# How to Preprocess Time Series Data with MATLAB

#### Introduction

In data science it is always said that 80% of the time is spent in preparing data and 20% of time is spent complaining about the need to prepare data. So let’s try solving this issue by preparing and preprocessing time series data in less time and with a few lines of code in MATLAB.

#### DEMO

For this example, we will be using data from Phasor Measurement Units (PMUs)

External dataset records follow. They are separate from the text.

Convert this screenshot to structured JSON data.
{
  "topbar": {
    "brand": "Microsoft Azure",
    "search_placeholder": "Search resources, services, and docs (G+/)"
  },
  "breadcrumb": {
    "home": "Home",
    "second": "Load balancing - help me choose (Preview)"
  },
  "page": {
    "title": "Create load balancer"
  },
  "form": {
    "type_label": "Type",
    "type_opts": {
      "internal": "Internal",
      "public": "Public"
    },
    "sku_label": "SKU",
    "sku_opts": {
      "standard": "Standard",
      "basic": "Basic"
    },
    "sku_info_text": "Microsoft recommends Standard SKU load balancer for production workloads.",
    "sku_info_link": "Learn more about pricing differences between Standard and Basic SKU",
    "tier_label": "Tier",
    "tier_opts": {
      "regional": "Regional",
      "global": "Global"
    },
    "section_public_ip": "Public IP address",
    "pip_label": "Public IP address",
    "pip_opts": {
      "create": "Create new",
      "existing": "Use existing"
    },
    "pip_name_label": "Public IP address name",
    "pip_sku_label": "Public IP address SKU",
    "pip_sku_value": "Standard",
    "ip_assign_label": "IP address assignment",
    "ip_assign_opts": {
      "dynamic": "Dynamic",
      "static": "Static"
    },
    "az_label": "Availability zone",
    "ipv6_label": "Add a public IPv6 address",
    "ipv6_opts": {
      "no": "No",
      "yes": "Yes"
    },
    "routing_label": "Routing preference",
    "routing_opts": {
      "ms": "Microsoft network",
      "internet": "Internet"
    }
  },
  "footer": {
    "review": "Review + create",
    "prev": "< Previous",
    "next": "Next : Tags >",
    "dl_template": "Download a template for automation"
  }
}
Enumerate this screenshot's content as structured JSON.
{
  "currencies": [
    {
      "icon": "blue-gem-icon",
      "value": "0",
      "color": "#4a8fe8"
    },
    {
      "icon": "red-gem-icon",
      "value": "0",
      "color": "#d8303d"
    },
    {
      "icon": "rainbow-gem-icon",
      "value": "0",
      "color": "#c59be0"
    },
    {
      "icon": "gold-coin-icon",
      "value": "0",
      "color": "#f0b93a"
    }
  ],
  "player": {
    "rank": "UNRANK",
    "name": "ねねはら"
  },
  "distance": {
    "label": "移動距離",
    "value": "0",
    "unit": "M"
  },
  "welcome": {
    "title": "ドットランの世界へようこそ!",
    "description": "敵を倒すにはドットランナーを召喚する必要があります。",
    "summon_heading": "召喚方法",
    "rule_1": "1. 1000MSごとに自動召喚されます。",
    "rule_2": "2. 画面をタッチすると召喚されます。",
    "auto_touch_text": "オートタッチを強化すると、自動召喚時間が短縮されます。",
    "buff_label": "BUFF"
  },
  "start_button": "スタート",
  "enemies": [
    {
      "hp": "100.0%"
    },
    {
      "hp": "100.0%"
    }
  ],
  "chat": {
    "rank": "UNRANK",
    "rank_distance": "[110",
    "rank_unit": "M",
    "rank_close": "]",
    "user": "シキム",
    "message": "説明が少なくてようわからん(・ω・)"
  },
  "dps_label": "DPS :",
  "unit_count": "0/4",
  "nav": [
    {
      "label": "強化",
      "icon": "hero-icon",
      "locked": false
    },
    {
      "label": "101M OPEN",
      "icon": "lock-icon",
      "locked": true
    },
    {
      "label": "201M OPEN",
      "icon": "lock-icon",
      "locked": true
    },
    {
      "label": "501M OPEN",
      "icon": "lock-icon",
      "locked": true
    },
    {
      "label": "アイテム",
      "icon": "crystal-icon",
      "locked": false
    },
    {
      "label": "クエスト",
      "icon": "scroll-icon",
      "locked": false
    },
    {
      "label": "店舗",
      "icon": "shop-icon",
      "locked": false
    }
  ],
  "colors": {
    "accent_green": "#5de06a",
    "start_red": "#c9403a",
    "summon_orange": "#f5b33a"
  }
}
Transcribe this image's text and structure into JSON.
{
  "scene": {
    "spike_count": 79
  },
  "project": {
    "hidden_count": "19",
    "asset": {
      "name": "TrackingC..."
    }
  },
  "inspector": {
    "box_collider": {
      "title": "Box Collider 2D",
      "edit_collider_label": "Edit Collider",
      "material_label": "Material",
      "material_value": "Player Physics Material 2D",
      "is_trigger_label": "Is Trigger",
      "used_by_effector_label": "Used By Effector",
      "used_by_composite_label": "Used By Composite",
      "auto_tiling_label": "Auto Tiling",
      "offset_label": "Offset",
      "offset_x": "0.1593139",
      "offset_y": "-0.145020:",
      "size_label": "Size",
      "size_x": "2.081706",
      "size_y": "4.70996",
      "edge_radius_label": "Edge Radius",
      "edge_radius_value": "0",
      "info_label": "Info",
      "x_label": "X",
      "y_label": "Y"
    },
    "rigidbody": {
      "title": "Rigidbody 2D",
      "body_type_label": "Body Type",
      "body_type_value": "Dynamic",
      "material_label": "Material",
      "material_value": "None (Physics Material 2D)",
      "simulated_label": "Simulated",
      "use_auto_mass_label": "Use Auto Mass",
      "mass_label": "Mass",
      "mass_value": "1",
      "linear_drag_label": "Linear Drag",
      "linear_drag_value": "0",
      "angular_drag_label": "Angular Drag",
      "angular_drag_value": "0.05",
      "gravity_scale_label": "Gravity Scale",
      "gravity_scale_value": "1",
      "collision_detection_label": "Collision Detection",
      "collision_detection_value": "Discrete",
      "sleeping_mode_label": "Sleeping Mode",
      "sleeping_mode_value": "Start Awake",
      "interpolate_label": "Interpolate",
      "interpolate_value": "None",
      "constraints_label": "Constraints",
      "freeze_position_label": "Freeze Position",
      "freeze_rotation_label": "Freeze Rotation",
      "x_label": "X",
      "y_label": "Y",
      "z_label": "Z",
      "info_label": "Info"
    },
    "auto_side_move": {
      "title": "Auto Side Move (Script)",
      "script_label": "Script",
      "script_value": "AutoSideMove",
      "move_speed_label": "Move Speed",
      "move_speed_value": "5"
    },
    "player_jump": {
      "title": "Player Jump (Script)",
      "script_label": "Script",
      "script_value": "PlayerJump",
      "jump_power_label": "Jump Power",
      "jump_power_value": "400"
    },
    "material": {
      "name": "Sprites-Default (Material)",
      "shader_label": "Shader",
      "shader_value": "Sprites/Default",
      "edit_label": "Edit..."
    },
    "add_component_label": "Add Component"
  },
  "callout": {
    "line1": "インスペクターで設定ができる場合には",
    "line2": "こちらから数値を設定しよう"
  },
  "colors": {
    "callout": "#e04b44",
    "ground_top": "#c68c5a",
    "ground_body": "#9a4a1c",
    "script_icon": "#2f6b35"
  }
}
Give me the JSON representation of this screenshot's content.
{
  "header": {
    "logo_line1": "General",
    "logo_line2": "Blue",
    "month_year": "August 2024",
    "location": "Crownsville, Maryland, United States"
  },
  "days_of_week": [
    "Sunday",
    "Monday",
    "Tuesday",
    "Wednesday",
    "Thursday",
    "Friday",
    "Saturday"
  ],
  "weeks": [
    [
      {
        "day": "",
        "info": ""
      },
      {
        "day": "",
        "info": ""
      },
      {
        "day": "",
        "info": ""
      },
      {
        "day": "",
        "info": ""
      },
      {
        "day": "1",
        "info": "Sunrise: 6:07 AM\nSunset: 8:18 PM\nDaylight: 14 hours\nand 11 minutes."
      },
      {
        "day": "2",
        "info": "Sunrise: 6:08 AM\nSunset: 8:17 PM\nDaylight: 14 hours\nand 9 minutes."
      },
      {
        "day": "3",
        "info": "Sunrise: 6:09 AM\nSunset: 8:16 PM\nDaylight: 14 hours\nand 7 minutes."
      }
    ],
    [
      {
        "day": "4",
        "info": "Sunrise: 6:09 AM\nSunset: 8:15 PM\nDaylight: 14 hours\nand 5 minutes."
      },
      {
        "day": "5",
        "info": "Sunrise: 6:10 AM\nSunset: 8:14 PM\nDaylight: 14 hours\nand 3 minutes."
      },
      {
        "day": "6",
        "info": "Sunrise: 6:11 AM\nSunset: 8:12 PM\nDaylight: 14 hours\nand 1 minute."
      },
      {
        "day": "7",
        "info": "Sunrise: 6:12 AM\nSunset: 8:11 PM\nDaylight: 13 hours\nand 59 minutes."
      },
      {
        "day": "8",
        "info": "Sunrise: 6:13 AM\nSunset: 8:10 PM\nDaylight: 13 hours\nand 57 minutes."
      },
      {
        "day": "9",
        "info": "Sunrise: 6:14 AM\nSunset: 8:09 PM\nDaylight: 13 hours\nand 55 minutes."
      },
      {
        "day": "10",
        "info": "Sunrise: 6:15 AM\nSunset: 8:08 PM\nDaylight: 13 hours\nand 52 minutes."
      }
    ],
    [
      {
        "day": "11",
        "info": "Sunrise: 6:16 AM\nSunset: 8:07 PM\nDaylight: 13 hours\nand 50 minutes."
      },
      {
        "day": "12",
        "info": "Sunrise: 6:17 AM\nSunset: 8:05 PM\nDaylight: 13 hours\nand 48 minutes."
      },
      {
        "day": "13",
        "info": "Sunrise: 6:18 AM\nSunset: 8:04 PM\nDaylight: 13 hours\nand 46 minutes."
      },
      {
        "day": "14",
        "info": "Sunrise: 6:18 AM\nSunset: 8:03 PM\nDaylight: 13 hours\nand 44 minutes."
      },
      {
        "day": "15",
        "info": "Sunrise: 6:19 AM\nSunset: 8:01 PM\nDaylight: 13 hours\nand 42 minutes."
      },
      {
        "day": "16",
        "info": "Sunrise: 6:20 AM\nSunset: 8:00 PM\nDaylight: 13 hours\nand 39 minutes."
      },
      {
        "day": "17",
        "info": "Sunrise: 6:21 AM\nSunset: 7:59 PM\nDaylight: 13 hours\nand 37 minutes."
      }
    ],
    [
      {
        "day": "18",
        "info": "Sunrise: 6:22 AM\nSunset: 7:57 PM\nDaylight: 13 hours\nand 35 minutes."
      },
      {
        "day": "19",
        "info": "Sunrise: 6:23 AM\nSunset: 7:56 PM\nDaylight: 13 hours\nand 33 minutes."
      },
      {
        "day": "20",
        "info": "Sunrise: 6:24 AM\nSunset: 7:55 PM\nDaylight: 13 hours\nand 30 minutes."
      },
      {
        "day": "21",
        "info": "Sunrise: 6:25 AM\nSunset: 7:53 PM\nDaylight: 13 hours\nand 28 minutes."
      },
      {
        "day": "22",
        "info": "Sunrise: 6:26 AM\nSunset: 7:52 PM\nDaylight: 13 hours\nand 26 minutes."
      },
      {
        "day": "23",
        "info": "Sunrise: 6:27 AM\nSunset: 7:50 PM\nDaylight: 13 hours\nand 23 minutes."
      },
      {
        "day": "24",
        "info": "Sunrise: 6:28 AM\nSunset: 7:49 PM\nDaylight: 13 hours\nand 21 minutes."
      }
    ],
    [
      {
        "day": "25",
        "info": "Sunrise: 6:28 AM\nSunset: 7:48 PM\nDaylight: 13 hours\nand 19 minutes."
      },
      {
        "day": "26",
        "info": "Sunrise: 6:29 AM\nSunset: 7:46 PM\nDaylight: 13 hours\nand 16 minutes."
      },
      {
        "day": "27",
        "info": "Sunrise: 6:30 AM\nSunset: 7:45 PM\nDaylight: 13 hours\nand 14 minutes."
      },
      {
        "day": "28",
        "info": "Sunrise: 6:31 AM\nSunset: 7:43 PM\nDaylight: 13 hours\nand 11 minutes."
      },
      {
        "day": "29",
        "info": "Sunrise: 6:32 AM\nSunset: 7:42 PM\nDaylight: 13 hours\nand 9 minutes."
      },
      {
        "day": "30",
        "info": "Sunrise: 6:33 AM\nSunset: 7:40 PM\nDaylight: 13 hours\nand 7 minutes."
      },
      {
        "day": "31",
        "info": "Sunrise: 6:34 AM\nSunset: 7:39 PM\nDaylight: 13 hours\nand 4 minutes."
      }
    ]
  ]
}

• We have 15 PMUs which are measuring the voltage magnitude, voltage angle, and frequency synchronized to a GPS clock system
• They are in 3 time zones in Australia – Eastern Daylight Savings time zone, Central Daylight Savings time zone, and Eastern Standard time
• The PMUs were sampled at 3 different sampling rates: 30, 60, 120Hz
• This occurred at different time offsets as the PMUs did not start recording at the same time

So yes, we have data that needs to be aligned and cleaned for any further analysis.

Our data is in three Excel spreadsheets, one for each of the three time zones, and we will be importing the data using the Import Tool. If we open the spreadsheet in MATLAB it, by default, opens in the Import Tool. Click on import data. The data is then stored in the workspace as a table.

For processing the time series data and working on time-specific functions, MATLAB has a datatype `timetable` that makes the processing easier. To convert the table into timetable our time should be in `datetime` format.

So now we will extract the time column from each table and convert it into datetime using the `datetime` function. In the same line of code, we are addressing the first challenge of our dataset; that the data is in three different time zones with different offsets. So, in the same step we align the time zones by giving the time zones as the options: Australia/Sydney for Eastern Daylight time, Australia/Adelaide for Central Daylight time and Australia/Brisbane for Eastern Standard time.

Let’s plot our frequency measurement with the time from each PMU to visually confirm the time alignment. As we see frequencies overlap. Hence, we have our time alignment correct.

Once our time columns are in datetime format and aligned we convert all our three tables into timetables by using the function `table2timetable`. We now have our three tables in the format of timetables.

Next, we proceed to cleaning the data. As we can see in this linked MATLAB documentation that we can handle and clean timetables using various workflows like finding and removing the missing data, sorting and removing duplicates, etc.

Here we demonstrate one way of working with duplicate times. First, with the unique function we create a vector `UniqueTime` which returns the unique and sorted rows of the time variable. This vector does not contain the duplicate row times. Just for verification we check here that we have seven duplicate row rimes. To handle that we use the `retime` function to calculate the mean for all other variables with duplicate row times. Hence now we have a new table UniquedataACDT with no duplicate row times. We do a similar process for the other two tables.  We will now work with the three new tables.

Missing data can be processed in different ways. For a single timetable we can use the `rmissing` function and remove all the rows with missing data. As we do here for the UniquedataACDT table.

The other method is using interpolation while joining the tables.

We join all the three tables into one timetable using the `synchronize` function. Synchronize collects the variables from all input timetables and outputs a single timetable with all the variables concatenated horizontally.

Here we specify `union` to synchronize on a time vector that includes times from all three timetables. And `linear` to fill in missing timetable elements with linear interpolation.

Hence now we have a Total table consisting of all the three clean timetables.

Once we have our data all cleaned up, we can do some visual analysis by plotting the data.

Here we show one example using the `stackedplot` function. `Stackedplot` plots the variables of a timetable against row times. We plot the voltage magnitudes VM6, VM1, and VM11 against the row times from the total combined table.